A detection and alert system for animal road crossings in electric vehicles using computer vision
Abstract
The purpose of detection and alert systems in electric vehicles is to inform the driver of impending collisions with other objects along the path which the vehicle is moving. Electric vehicles use motors and batteries to provide the propulsion force for the car. Integrating embedded systems with such is much easier than with internal combustion engines. Animal road crossings are predominant in Uganda because urban farming is widely practiced and most road networks traverse game parks/reserves. In this project , we developed a low cost and efficient detection and alert system based on a YOLOv4 object detector and a monocular camera for forward collision detection.

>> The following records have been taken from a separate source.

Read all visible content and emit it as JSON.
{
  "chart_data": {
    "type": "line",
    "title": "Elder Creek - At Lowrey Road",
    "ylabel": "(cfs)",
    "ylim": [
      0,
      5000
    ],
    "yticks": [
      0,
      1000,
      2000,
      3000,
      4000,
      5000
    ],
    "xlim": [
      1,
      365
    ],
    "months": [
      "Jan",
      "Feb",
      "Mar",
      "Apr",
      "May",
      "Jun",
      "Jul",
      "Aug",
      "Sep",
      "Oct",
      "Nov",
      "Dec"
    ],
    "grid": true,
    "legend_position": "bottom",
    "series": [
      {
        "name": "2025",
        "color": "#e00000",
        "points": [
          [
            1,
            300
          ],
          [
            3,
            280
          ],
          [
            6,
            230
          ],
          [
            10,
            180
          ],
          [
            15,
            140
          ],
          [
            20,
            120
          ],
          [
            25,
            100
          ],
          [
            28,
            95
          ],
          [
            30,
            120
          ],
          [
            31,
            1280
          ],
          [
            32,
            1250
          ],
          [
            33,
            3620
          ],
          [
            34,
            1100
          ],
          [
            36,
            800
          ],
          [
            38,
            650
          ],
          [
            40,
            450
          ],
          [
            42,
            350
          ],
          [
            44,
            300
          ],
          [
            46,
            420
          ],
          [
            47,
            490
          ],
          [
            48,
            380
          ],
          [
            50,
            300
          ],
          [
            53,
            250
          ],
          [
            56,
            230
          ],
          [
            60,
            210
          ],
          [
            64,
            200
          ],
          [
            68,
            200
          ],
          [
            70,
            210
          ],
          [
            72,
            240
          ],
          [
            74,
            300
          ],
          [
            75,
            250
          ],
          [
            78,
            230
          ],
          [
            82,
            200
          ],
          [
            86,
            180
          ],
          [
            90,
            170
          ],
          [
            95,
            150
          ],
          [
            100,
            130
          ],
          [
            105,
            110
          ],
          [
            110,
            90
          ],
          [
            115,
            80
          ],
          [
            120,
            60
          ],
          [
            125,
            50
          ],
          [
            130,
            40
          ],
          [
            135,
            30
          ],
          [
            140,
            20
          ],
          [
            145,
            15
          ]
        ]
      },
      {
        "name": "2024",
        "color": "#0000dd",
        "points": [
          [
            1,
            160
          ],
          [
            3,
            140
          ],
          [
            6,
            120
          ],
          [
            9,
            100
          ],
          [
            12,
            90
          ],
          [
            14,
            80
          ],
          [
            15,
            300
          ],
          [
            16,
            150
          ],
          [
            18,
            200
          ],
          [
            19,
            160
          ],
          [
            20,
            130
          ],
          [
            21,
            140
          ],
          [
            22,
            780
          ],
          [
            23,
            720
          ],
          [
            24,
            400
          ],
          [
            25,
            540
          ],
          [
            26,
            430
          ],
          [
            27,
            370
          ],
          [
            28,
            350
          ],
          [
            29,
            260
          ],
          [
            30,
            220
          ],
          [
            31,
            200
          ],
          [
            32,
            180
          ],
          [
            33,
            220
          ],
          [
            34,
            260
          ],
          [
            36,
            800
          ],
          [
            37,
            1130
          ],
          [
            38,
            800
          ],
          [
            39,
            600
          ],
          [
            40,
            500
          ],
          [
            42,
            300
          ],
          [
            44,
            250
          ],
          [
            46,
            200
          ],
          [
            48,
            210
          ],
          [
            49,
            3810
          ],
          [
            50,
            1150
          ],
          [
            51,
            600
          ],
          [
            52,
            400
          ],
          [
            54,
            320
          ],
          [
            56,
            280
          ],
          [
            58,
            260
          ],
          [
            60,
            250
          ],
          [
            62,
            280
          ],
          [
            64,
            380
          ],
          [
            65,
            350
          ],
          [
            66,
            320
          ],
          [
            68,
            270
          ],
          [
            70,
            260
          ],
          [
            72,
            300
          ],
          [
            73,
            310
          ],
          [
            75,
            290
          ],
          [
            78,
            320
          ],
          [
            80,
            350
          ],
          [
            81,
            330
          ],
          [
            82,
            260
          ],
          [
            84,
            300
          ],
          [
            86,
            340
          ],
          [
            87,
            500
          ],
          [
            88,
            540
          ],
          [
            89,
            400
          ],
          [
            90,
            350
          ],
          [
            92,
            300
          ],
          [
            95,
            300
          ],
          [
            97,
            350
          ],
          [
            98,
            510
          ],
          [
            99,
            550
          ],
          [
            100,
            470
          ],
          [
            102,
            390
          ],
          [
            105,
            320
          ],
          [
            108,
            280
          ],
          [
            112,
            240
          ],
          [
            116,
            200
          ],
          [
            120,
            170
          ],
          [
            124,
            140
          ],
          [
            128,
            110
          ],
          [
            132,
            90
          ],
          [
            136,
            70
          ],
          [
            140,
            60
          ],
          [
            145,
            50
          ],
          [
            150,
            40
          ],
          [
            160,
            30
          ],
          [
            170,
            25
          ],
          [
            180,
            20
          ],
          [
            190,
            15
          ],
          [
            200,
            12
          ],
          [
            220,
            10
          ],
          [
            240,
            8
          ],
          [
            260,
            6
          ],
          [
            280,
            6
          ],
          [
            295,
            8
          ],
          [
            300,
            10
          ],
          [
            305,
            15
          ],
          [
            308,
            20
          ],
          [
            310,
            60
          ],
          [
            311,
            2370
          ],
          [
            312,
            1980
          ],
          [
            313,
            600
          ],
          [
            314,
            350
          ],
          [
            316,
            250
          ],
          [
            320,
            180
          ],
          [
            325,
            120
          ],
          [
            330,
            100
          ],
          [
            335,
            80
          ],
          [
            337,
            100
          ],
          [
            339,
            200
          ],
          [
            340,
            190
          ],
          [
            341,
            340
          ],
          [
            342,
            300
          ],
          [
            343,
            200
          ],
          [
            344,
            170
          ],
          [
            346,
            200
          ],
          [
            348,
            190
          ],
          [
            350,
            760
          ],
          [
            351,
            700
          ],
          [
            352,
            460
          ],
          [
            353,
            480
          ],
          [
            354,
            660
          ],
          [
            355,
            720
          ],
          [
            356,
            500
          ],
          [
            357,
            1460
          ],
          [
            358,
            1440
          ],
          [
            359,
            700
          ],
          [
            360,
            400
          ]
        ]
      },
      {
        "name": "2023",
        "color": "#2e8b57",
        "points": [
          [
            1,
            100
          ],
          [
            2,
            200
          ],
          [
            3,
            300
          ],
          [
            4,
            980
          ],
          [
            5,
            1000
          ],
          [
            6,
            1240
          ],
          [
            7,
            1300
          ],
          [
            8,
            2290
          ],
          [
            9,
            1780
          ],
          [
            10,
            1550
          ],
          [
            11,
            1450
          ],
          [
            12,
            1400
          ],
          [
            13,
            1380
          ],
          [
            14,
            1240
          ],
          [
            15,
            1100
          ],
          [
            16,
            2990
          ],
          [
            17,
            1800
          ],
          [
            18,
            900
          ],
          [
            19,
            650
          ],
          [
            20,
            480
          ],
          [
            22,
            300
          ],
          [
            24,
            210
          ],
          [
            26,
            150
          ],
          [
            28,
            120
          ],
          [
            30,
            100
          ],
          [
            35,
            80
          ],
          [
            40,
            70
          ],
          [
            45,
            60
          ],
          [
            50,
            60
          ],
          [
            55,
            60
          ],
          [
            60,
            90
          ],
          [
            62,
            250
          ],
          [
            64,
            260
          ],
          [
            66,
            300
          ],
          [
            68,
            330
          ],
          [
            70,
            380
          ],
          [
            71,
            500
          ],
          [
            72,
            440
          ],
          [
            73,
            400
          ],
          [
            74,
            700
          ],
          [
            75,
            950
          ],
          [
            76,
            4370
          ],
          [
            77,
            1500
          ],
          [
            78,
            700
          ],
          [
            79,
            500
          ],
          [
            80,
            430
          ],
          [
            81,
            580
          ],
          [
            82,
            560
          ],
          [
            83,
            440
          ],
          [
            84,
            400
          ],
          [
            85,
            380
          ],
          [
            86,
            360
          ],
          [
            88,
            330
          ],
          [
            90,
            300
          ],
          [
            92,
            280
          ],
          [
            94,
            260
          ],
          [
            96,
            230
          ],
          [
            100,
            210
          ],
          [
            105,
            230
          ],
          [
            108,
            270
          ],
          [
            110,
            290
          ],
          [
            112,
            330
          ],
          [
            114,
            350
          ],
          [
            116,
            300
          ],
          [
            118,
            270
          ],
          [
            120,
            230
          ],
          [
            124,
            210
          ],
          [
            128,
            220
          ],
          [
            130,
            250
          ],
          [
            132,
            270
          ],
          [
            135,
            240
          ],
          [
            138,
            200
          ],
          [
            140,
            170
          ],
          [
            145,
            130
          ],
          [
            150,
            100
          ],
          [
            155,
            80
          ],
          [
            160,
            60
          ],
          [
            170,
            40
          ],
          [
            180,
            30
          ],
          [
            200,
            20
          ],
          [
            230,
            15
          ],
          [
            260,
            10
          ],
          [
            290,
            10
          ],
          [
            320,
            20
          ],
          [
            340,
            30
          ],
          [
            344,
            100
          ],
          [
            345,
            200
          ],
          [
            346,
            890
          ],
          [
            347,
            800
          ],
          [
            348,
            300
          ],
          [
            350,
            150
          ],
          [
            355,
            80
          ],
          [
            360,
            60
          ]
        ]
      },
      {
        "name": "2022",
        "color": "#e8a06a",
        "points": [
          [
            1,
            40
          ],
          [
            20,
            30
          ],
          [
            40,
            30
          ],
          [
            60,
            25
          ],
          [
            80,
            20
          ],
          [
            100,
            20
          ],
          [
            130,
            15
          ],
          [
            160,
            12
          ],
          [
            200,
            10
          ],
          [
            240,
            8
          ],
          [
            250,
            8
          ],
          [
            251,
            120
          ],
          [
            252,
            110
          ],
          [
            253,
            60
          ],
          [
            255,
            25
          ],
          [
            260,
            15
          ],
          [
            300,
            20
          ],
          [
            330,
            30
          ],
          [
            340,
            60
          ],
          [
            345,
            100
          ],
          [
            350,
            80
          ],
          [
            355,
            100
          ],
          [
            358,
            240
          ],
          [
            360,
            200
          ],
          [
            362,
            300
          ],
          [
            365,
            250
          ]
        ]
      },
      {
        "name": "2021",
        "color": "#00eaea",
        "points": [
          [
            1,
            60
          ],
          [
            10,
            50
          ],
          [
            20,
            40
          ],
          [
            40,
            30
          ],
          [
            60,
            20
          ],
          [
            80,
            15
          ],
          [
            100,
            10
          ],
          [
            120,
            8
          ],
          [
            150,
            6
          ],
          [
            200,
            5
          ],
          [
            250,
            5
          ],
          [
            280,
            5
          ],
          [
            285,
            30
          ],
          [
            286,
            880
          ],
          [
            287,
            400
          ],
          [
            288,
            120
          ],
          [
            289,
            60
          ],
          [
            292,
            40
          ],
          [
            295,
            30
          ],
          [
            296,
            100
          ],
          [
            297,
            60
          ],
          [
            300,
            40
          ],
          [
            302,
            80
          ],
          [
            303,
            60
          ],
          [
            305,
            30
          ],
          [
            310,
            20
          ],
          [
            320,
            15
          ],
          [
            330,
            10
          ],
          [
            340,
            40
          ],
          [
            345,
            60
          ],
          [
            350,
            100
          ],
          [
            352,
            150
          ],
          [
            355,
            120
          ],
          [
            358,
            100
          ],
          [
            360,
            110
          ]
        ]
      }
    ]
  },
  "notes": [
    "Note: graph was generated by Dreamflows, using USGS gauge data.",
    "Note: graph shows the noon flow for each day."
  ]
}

We chose a single object (elephants) to be our case study and test for this project. We trained the object detector on an African elephant dataset and an elephant sign post dataset (open).We further implemented a distance ,speed and direction estimator in python based on the triangular similarity using a single reference image with known distances to determine the distances of the new objects detected. Our results for the object detector were based on the @mAP scores achieving accuracies of 93.56% and 93.4% for the elephant dataset and elephant signpost dataset. The distance estimates were accurate for fast moving frames and had a range of 20m from the camera. We were able to demonstrate implementing a detection and alert system with no additional sensors making it relatively cheaper and compatible with electric vehicle designs in Uganda.